Expand description
Handler for the ingest CLI subcommand.
Bulk-ingests every file under a directory that matches a glob pattern.
Each matched file is persisted as a separate memory using the same
validation, chunking, embedding and persistence pipeline as remember,
but executed in-process so the ONNX model is loaded only once per
invocation. This is the v1.0.32 Onda 4B (finding A2) refactor that
replaced a fork-spawn-per-file pipeline (every file paid the ~17s ONNX
cold-start cost) with an in-process loop reusing the warm embedder
(daemon when available, in-process Embedder::new otherwise).
Memory names are derived from file basenames (kebab-case, lowercase, ASCII alphanumerics + hyphens). Output is line-delimited JSON: one object per processed file (success or error), followed by a final summary object. Designed for streaming consumption by agents.

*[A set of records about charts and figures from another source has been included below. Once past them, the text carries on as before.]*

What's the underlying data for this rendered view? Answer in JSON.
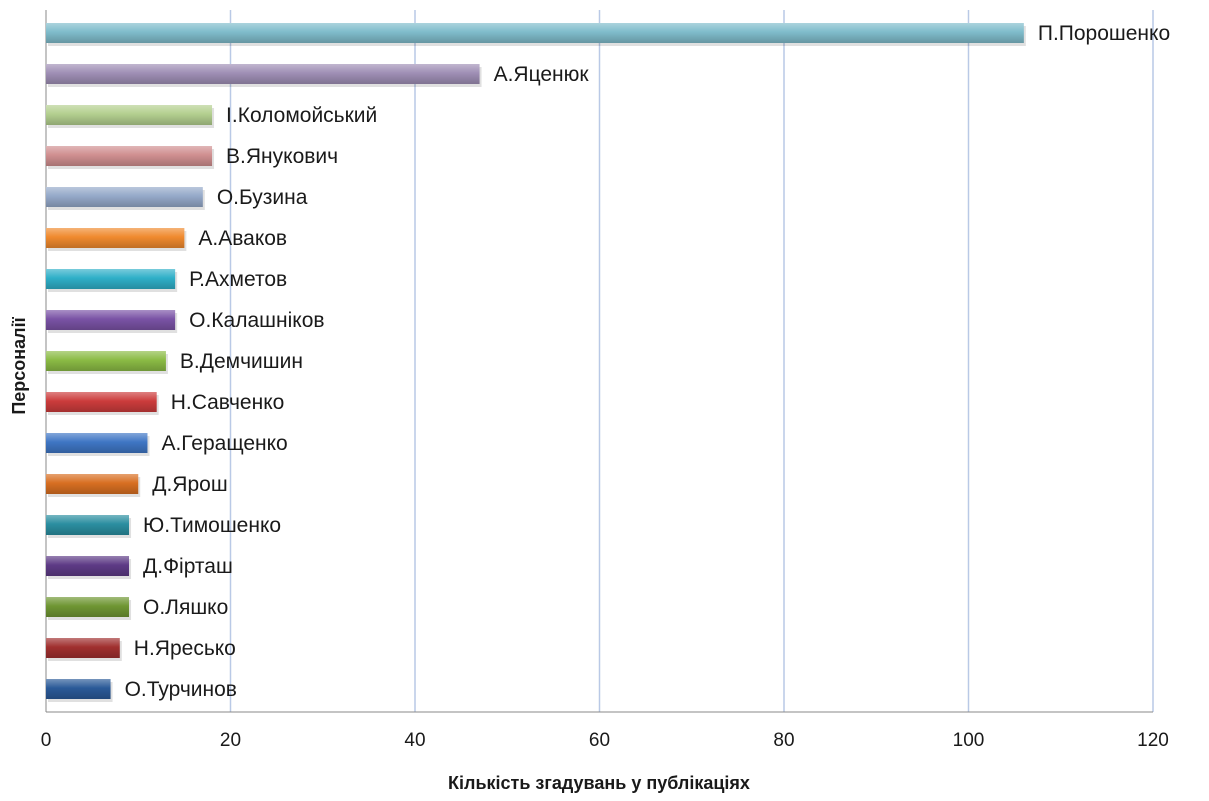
{
  "chart_data": {
    "type": "bar",
    "orientation": "horizontal",
    "title": "",
    "xlabel": "Кількість згадувань у публікаціях",
    "ylabel": "Персоналії",
    "xlim": [
      0,
      120
    ],
    "xticks": [
      0,
      20,
      40,
      60,
      80,
      100,
      120
    ],
    "grid": true,
    "data_labels": "category-names-at-bar-end",
    "categories": [
      "П.Порошенко",
      "А.Яценюк",
      "І.Коломойський",
      "В.Янукович",
      "О.Бузина",
      "А.Аваков",
      "Р.Ахметов",
      "О.Калашніков",
      "В.Демчишин",
      "Н.Савченко",
      "А.Геращенко",
      "Д.Ярош",
      "Ю.Тимошенко",
      "Д.Фірташ",
      "О.Ляшко",
      "Н.Яресько",
      "О.Турчинов"
    ],
    "values": [
      106,
      47,
      18,
      18,
      17,
      15,
      14,
      14,
      13,
      12,
      11,
      10,
      9,
      9,
      9,
      8,
      7
    ],
    "colors": [
      "#7fbccb",
      "#9f8fb5",
      "#b3cf8f",
      "#d08f90",
      "#95a9c9",
      "#f08a2e",
      "#2fafc8",
      "#7a53a5",
      "#8bbb45",
      "#cc3c3c",
      "#3f76c4",
      "#d86f22",
      "#2b8ea0",
      "#5e3b86",
      "#6f9633",
      "#a0302f",
      "#2b5a98"
    ],
    "grid_color": "#b9c9e6"
  }
}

§Two-phase pipeline (v1.0.39)
Phase A runs on a rayon thread pool (size = --ingest-parallelism):
read + chunk + embed + NER per file, results stored in a pre-sized
Vec<Mutex<Option<Result<StagedFile>>>> indexed by submission order.
Phase B runs on the main thread sequentially by index: pulls each
StagedFile and writes to SQLite. Connection is not Sync so it
never crosses thread boundaries. NDJSON output order equals input order.